Charter Communications said Friday that it would buy the private Rival of COX Communications for $ 21.9 billion, joining two of the largest cable and wide -generation operators while they fight the broadcast giants and mobile carriers for clients.
US media companies are reviewing options for their once lucrative cable television businesses that are now downward as millions of customers lead for broadcasters such as Netflix.
Union-One of the biggest agreements of the year globally-will assist Charter Better Bundle Broadband and mobile services, as he tries to keep customers not to pass to wireless providers such as T-Mobile who have their internet plans.
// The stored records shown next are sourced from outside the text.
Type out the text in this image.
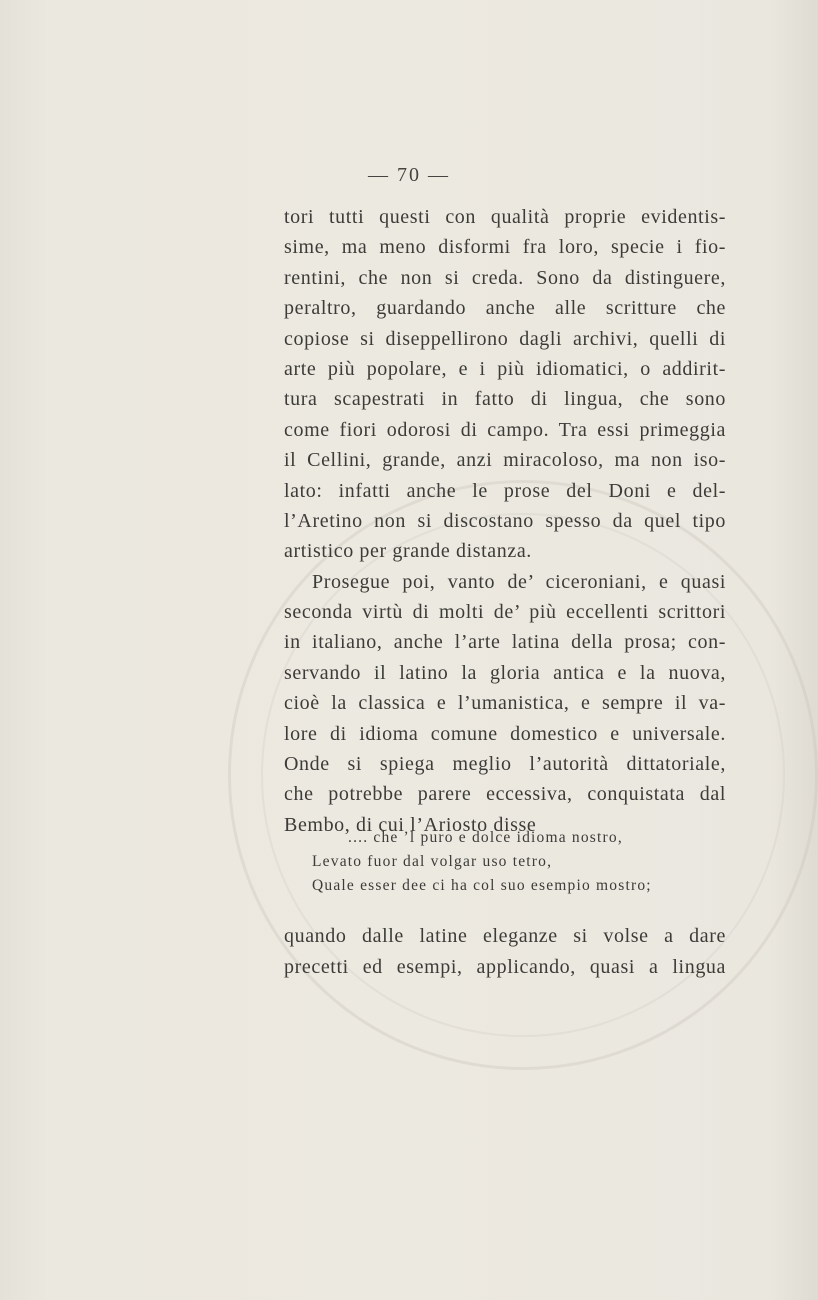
— 70 —
tori tutti questi con qualità proprie evidentis-
sime, ma meno disformi fra loro, specie i fio-
rentini, che non si creda. Sono da distinguere,
peraltro, guardando anche alle scritture che
copiose si diseppellirono dagli archivi, quelli di
arte più popolare, e i più idiomatici, o addirit-
tura scapestrati in fatto di lingua, che sono
come fiori odorosi di campo. Tra essi primeggia
il Cellini, grande, anzi miracoloso, ma non iso-
lato: infatti anche le prose del Doni e del-
l’Aretino non si discostano spesso da quel tipo
artistico per grande distanza.
Prosegue poi, vanto de’ ciceroniani, e quasi
seconda virtù di molti de’ più eccellenti scrittori
in italiano, anche l’arte latina della prosa; con-
servando il latino la gloria antica e la nuova,
cioè la classica e l’umanistica, e sempre il va-
lore di idioma comune domestico e universale.
Onde si spiega meglio l’autorità dittatoriale,
che potrebbe parere eccessiva, conquistata dal
Bembo, di cui l’Ariosto disse
.... che ’l puro e dolce idioma nostro,
Levato fuor dal volgar uso tetro,
Quale esser dee ci ha col suo esempio mostro;
quando dalle latine eleganze si volse a dare
precetti ed esempi, applicando, quasi a lingua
The card strategy for combining internet services, TV and mobile in a single, personalized package helped it beat quarterly income estimates last month.
Analysts say the strategy withdrawal is visible, but it needs scale as cable firms rely on the rental network access by key carriers to provide mobile plans.
“This combination will increase our ability to innovate and provide high quality, competitive price,” said CEO Card Winfrey, which will lead the combined company.
Card shares increased almost 2%.
As part of the cash and stock agreement, the cards will also take over COX about $ 12.6 billion net debt and other liabilities.
This gives the agreement a value of the enterprise of about $ 34.5 billion.
Cox Enterprises will own about 23% of the united entity, with its CEO Alex Taylor serving as chairman.
The combined firm will reprint as Cox Communications within a year from the closing of the deal, with the card spectrum becoming brands facing customers at Cox Markets.
Cox Communications is the largest division of COX-controlled companies controlled by the family founded in 1898 by former Ohio Governor James Cox, with interest in cable, automobile and media including AXIOS.
Cards and Cox had also discussed a union in 2013 before refining the plan.
But speculations had increased again in the last few months after the cable billionaire John Malone said on the November card should be allowed to join rivals such as Cox, shortly after the card agreed to buy its Broadband Liberty.
Without specifying a date, Charter said her purchase of Cox was expected to close along with the previously announced agreement Liberty Broadband.
Liberty Broadband shareholders will take on direct interest in the card under Cox agreement.